For a year Mr. Pinner endured it, struggling with his responsibilities and his black suspicions. The milk of his natural kindliness and respect for his betters went sour. He grew to hate the gentry. His face took on a twist of fear that became permanent. The other grocers were furious with him, accusing him among themselves of using his daughter as a decoy; and unable to bear this, for it of course got round to him, and worn out by the constant dread lest worse were yet to come, and some fine day a young whipper-snapper of a lord should be going for a walk in Islington and chance to stroll into his shop and see Sally, and then good-bye to virtue—for was any girl good enough and modest enough to stand out against the onslaughts of a lord? Mr. Pinner asked himself, who had never consciously come across any lords, and therefore was apt to think of them highly—Mr. Pinner determined to move.
He moved. After several Sundays given up to fruitless and ill-organised excursions into other suburbs, he heard by chance of a village buried far away in what seemed to him, whose England consisted of Hampstead Heath, Hampton Court, and, once, Southend, a savage and uninhabited district in Cambridgeshire, where the man who kept its one shop was weary of solitude, and wanted to come nearer London.
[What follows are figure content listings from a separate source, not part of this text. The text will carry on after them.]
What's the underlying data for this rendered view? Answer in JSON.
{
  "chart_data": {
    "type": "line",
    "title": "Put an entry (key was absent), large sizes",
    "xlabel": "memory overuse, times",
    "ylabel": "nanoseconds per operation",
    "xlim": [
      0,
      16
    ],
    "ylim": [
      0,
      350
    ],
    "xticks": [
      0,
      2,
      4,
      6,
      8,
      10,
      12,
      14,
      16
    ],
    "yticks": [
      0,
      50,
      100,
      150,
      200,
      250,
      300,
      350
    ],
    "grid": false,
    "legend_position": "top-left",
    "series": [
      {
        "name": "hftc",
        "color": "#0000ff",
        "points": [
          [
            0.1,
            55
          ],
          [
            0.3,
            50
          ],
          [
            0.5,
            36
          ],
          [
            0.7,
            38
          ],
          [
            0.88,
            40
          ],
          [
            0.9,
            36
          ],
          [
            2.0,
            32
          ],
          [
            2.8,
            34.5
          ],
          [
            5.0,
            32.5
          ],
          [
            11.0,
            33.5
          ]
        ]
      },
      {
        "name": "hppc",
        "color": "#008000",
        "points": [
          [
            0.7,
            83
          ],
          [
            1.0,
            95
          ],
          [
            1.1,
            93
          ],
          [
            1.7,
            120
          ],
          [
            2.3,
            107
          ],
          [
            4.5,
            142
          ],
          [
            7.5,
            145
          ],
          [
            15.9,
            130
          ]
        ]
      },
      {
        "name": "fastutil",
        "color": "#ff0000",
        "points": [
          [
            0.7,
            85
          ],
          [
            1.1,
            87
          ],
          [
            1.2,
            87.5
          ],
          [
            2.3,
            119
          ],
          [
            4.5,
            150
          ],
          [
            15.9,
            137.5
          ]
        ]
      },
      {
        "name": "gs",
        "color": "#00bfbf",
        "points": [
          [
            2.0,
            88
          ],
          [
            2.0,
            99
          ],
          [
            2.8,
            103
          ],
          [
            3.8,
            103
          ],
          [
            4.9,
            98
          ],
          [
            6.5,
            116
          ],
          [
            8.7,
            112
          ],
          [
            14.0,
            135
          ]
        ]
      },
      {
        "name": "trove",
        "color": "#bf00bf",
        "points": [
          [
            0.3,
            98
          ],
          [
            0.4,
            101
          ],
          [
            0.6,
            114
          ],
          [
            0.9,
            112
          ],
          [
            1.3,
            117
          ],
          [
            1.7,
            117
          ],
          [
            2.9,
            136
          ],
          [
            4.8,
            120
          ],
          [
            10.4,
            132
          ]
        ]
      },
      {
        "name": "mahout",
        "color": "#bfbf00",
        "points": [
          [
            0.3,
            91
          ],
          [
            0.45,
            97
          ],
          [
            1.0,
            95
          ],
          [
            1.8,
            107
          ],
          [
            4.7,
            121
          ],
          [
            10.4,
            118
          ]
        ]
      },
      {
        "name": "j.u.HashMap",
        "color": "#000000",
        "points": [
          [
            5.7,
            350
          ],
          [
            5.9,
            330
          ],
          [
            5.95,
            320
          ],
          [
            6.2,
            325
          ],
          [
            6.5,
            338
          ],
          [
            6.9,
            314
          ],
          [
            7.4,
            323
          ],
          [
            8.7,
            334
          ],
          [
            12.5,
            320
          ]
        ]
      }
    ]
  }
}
What could be nearer London than London itself? Mr. Pinner hurried to Woodles, leaving Sally under the strictest vows not to put her terribly complicating nose out of doors.
He thought he had never seen such a place. Used to streets and crowds, he couldn’t have believed there were spots in the world so empty. It was raining, and there wasn’t a soul about. A few cottages, the shop, a church and vicarage, and a sad wet pig grunting along a ditch,—that was all. Three miles from a branch-line station, embedded in a network of muddy lanes, and the Vicar—Mr. Pinner inquired—seventy-eight with no sons, Woodles was surely the ideal place for him and Sally. Over a bottle of ginger beer he made friends with the shopkeeper, and arranged that he should come up to Islington with a view to exchanging. He came; and the exchange, after some regrettable incidents in connection with Sally which very nearly upset the whole thing, was made, and by Christmas Islington knew the Pinners no more.
§
All went well at Woodles for the first few weeks. It was a hamlet, Mr. Pinner rejoiced to discover, lived in practically exclusively by ladies. These ladies, attracted to it by the tumbledownness of its cottages, which made it both picturesque and cheap, had either never had husbands or had lost them, and accordingly, as so often happens in such circumstances, were poor. Well, Mr. Pinner didn’t mind that. He only wanted to live. He had no desire to make more than was just necessary to feed Sally. More merely meant responsibility and bother, and of those he had as much as he could do with because of Sally. He settled down, very content and safe among his widow and virgin customers, and spent a thankful Christmas, entering with hope into the New Year.
Then, one day towards the end of January, two young men rent the peace of the sunny afternoon with the unpleasant noise motor-bicycles, rushing at high speed, appear, Mr. Pinner thought, kindly even towards these, not to be able to help making, and a lady customer who chanced to be in the shop remarked, ‘It has begun.’
Mr. Pinner inquired politely what had begun, and the lady said term had, and Mr. Pinner, who didn’t know what she meant but was unwilling to show his ignorance, said, ‘And high time too.’